The din grew as the few who had not at first participated were taken in. What was at first only a rebellious, if guttural, hum in her honor grew to a loud, persistent chant. The words had once held an entirely different power, sinister and more puissant. Now these words held power only for Khrashnak. There were no Ringbearers left. The words were a benediction from the mouths of her people, a call to action, a hope expressed within the old words, and a rejection, even changed as they were by time and distance.

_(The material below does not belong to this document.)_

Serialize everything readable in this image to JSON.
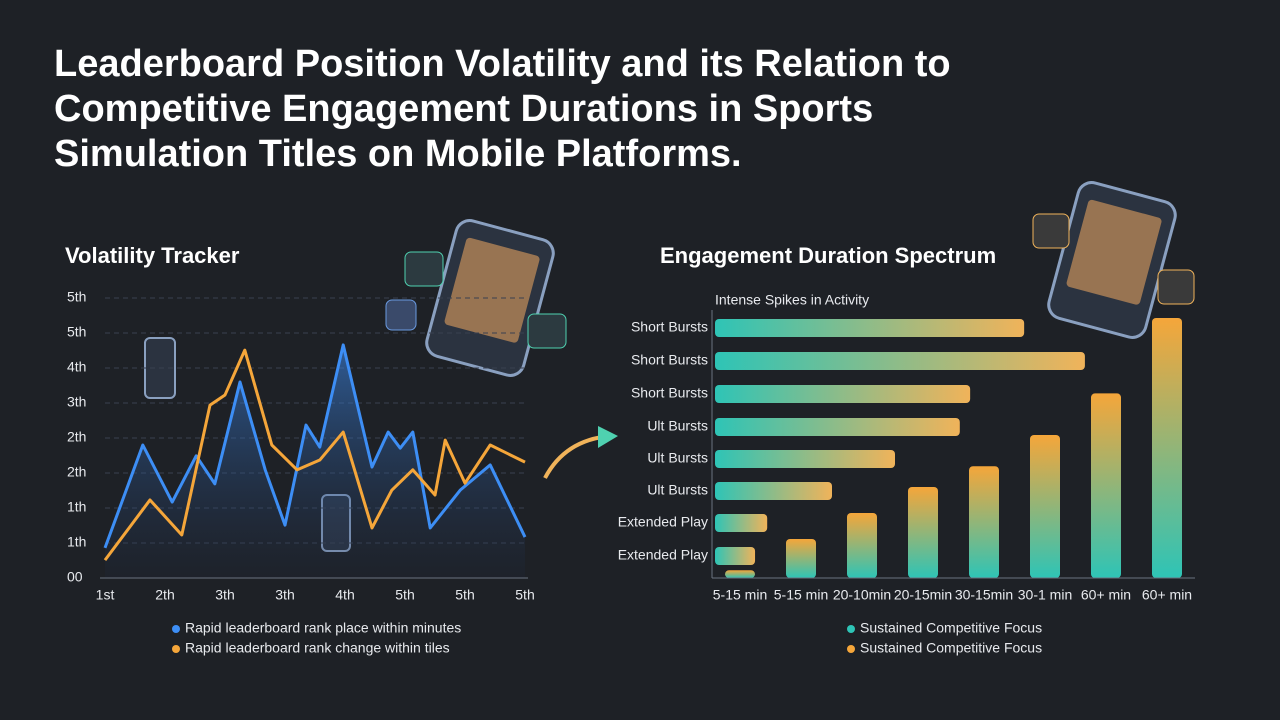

We scream these words now, in the light of the Sun! We fear no darkness. We quail from no light! We bow now to no master race. No Dark Lord drives us in madness by his will. Yet His words will give Us strength.
They will give me power.
Gimbatuluk, thrakatulûk, krimpatul... DURBATUL!
The language was not commonly spoken by the Urukhainen, who had adopted rather the speech of the Westmen, with whom they had interbred after the Fall. In fact, few outside the friary knew the meaning of any words from that tongue, save those rising to Khrash from the Plain. All knew the meaning of the words now being shouted with exuberance and joy at Khrashnak. All had been given the Truth, part of Blue Skin’s efforts at bringing the Urukhainen forward to salvation. Of who the Urukhainen had been. Of the ruined West, of the Cursed Island, of the Rings of Power, and the fell swords of the Westmen. Hard to believe that once they were our forefathers. What would they think of us now?
But Khrashnak had been raised on the Plain. And in the Zig, despite being denied entry to the Friary. She knew the words of the tongue once called “the black speech” by some. And she knew the full text of the dark lullaby from which the words being shouted at her came, and more. She knew her people’s hearts and felt their joy in her purpose, in her Destiny, in the use of those words.
Find them all, bring them all, bind them all... RULE THEM!
And she needed no ring with which to achieve it.